If the trust is drafted with 7% annuity payments, the couple will receive the following tax benefits. The trust will create a charitable gift tax deduction of $10,052,385, leaving a taxable gift of $4,947,615. The trust will make annual payments of $1,050,000 for a total of $10.5 million to charity over the 10-year term. Assuming the complex and stock portfolio continue to generate income equal to the annual payments to charity, the trust will not owe income tax. Upon the expiration of the 10-year term, George and Mary will receive the apartment complex and securities with an approximate value of $19,005,664 considering the 2% appreciation growth within the trust.
If the trust is drafted with 7% unitrust payments, the tax benefits would change. The charitable gift tax deduction would be $7,696,125, leaving a taxable gift of $7,303,875. The trust will make a payment of $1,050,000 to charity in the first year and approximate payments from the trust may total $11,497,207. Considering the same 2% appreciation growth, George and Mary will receive the complex and securities with an approximate value of $18,284,916.
The couple realizes the major difference between the two payment structures is the differing amounts to charity and to their children. Understanding a gift of $10.5 million to charity is significant, the couple decides to draft the non-grantor trust with annuity payments to better leverage the gift to their children.
Tom and Lisa have approximately $28 million in assets and are looking for a tax-favored way to pass their $4.5 million office building to their nephew, Ron, age 40. He is relatively successful financially, but his aunt and uncle desire to increase his retirement security. The office building is generating about $250,000 in annual income and is expected to continue generating that amount for many years to come due to long-term fixed leases with the tenants.
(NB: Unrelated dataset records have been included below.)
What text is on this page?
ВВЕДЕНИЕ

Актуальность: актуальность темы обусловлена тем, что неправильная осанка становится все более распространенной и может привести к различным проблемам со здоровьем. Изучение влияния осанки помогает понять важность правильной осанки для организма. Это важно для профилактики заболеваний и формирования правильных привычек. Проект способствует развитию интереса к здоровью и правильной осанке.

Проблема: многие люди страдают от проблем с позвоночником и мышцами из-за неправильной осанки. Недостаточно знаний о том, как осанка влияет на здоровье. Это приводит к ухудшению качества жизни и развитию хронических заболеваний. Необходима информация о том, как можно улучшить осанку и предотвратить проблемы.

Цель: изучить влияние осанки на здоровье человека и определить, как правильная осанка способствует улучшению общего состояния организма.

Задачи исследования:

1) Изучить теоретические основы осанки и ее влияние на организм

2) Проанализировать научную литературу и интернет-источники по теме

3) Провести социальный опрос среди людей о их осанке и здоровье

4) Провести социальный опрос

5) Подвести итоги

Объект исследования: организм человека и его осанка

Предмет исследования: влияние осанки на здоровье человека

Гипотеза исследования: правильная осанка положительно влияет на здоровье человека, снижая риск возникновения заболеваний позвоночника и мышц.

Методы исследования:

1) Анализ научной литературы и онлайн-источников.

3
Tom and Lisa are interested in retaining the income generated from the office building during their lives, but would like to use the income stream to benefit their favorite charity once they pass on and eventually give the building to Ron. With this information, they approach their estate planning attorney who recommends a testamentary annuity lead trust with zero estate tax. Excited about the possibilities, they ask the attorney to draft the trust.Whether structured as a living lead trust or testamentary lead trust, with annuity or unitrust payments, non-grantor lead trusts are a very tax-favored gift vehicle to benefit family members. As with all lead trusts, an attorney will be necessary to draft the trust. An attorney should first be consulted when considering lead trusts to discuss the income, gift and estate tax implications.
The attorney recommends the trust be funded with the $4.5 million office building and $500,000 in public securities to provide liquidity. The attorney recommends drafting a testamentary lead trust making 7% annual annuity payments for a term of 14 years. At their passing, approximately $22.7 million will be transferred to their heirs through their estate plan and the office building and securities will fund the lead trust. The attorney assumed the unified credit based on the $11.7 million current value for 2021. With a charitable estate tax deduction of $4,686,395 and estate costs of 1%, the net taxable estate is reduced to $23,033,605. The tentative tax of $9.1 million is reduced by the unified credit, including portability of unused spousal exclusion to the surviving spouse, and the charitable estate tax deduction created with the testamentary lead trust producing a net estate tax of $0. The trust will make annual payments to charity of $350,000 for a total of $4.9 million over 14 years. The trust will not owe income tax on the payments to charity if the charitable payments exceed the trust's income. Upon the expiration of the 14-year term, the office building and securities will be transferred to Ron. Happy with the zero tax estate results, Tom and Lisa include the trust in their estate plan.